Through connection and love, everything has purpose, becomes interesting, has agency, and has resonance. I don’t want to live any other way.
I have an errant thought…
…to master whatever and wherever I am, emotionally + in spirit.
No life is going to be perfect, and no time is going to be ideal. So what if I was able to live, in full colour, every variation of every moment?
No stifling, no hiding.
No pulling, no bleeding.
This cannot be easy. But the lure of this wondrous possibility is too great.
In a moment of scalding anger; know how to soothe and breathe calm.
In a moment of chaos; find a path; know my way back into myself.

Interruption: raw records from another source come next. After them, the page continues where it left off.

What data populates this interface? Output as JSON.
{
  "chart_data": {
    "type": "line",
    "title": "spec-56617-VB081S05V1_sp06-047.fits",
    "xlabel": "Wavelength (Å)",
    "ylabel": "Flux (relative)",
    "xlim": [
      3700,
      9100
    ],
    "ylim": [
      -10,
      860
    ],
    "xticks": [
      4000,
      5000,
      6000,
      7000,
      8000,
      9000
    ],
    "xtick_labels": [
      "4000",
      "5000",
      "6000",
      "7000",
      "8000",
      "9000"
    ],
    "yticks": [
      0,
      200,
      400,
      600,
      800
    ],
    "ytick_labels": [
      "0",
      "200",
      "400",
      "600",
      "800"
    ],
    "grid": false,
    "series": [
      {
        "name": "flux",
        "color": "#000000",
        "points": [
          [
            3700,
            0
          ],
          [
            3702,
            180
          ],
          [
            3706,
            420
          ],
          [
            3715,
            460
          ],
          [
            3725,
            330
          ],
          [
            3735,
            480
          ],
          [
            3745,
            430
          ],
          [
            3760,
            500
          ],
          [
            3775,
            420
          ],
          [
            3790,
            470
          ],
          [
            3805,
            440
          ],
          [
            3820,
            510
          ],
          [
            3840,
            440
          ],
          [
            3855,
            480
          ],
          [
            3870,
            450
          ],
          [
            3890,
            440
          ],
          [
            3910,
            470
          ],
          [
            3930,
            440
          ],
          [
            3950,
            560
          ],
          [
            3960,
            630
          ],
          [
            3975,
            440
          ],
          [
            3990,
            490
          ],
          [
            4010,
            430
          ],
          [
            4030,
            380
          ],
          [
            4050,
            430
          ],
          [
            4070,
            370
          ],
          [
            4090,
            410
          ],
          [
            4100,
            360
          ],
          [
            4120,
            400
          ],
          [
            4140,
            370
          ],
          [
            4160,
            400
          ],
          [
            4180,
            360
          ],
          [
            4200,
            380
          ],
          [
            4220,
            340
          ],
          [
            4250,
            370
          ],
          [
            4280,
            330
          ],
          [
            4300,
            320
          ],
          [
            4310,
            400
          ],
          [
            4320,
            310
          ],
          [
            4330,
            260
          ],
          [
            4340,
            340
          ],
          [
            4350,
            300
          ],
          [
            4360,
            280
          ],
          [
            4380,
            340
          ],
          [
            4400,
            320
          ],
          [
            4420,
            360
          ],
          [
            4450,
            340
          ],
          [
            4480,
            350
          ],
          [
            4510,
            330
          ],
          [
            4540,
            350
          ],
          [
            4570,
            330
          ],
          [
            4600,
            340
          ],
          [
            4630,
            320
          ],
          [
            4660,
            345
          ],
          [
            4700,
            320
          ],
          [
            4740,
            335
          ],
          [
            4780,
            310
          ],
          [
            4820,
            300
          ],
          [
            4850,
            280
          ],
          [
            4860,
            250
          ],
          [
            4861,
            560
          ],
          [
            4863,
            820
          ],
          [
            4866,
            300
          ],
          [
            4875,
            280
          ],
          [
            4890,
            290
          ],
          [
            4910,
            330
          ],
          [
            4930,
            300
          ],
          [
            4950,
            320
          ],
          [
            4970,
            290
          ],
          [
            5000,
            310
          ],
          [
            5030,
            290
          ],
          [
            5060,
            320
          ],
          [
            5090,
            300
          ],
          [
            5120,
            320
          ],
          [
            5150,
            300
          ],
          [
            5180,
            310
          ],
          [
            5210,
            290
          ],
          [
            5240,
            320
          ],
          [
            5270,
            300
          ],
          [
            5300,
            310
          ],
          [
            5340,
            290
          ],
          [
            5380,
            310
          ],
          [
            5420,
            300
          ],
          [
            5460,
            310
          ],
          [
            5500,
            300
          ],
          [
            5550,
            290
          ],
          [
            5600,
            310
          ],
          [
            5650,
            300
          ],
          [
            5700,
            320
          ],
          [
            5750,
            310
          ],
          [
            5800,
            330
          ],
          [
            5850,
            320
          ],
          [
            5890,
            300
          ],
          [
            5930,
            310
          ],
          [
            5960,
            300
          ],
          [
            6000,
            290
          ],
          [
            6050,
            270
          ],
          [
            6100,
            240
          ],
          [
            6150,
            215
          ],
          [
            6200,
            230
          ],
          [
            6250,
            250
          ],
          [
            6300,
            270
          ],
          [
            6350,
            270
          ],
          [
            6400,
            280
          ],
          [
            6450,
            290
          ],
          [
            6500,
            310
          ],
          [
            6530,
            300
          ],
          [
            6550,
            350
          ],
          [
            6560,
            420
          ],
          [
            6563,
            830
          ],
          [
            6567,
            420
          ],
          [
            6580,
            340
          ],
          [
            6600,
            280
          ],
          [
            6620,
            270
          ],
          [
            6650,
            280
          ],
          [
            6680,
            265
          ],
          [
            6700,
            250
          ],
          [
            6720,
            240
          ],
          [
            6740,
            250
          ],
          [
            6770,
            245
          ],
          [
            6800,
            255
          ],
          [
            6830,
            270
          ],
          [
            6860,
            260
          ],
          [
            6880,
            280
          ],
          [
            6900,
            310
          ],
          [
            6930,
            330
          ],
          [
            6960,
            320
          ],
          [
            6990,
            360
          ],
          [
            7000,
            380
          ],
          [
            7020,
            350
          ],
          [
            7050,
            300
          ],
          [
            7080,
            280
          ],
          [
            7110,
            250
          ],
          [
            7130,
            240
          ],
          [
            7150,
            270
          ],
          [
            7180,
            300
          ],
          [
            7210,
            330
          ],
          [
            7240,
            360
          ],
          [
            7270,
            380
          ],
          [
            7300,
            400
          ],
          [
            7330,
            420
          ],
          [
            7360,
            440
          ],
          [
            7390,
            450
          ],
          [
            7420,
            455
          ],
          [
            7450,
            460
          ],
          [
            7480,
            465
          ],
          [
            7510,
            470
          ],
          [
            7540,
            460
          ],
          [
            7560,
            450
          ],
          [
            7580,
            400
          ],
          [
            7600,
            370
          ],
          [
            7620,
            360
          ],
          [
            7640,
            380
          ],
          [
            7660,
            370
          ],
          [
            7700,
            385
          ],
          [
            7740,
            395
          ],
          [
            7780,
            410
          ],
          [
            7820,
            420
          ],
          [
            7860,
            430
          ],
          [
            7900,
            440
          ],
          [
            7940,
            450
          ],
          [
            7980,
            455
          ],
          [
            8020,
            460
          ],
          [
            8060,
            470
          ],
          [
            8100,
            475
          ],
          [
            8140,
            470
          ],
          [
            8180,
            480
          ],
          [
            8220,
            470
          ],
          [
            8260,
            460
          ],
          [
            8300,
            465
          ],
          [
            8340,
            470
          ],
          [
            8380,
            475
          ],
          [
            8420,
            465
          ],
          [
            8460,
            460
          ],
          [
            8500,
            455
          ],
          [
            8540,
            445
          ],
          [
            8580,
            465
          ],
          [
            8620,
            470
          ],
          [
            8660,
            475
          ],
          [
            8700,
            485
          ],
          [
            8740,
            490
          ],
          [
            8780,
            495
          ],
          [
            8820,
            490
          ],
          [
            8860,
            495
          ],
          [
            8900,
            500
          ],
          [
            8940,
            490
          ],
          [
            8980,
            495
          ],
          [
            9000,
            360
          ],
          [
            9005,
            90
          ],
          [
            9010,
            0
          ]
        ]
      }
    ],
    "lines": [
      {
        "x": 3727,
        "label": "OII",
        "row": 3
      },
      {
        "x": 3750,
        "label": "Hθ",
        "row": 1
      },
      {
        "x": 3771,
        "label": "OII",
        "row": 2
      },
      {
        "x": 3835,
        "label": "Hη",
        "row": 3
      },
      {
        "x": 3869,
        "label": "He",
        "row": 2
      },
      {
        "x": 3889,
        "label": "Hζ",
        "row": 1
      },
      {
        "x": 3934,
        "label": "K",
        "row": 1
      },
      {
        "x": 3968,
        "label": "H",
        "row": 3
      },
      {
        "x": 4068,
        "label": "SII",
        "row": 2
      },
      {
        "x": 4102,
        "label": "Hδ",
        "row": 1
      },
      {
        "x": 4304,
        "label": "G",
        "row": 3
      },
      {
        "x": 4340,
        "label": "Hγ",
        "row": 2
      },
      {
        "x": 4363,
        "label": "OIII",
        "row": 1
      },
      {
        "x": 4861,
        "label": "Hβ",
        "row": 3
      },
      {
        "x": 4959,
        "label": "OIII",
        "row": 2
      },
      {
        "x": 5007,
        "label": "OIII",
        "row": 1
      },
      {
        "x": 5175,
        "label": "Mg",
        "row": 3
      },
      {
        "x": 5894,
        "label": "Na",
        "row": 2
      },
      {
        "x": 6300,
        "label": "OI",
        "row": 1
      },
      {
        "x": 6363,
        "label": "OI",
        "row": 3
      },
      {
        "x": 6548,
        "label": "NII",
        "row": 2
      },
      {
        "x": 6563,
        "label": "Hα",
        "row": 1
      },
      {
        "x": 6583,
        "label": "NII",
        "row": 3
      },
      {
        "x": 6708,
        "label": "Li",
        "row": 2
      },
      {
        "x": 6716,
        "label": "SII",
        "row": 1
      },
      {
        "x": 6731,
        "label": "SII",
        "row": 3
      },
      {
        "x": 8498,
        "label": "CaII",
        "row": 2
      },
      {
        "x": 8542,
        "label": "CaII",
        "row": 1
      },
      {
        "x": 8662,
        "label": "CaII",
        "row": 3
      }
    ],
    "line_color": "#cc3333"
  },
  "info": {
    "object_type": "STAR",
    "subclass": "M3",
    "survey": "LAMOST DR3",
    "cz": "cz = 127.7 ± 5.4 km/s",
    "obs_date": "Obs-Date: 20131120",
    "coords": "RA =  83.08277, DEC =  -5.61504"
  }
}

In a moment of pure joy; delight in the cascading laughter; revel in the golden droplets, like summer rain.
In a moment tenderness; to hold my heart by the hand, and to walk beside it gently and simply, without question and without sacrifice.
In a moment of hot, rising jealousy; to stand my ground, hear the wind rush around my ears, and know my worth.
In a moment of love; to sink in, to surrender, to be, to breathe.
In a moment of pulling, desperate grief; to find substance and yet to float, to hold and yet drift, both simultaneously, until the wounds are washed clean by sea and time, tears and words. To bathe in love.
In a moment of whimsy; to dance with the spirit! To be raucous and lively, to have cheeks rosied with merriment.
In a moment of anguish; to be still, and to hold the enormity of that reverberating ache, square, secure, with courage.
In a moment of shame, to hold without letting go.
In a moment of wonder, to breathe in, to let time resonate, ripples change the momentum around you, and to smile your own smile for yourself.
To know the words of your own self so that you may write your own story.
Wouldn’t this be an extraordinary way to be?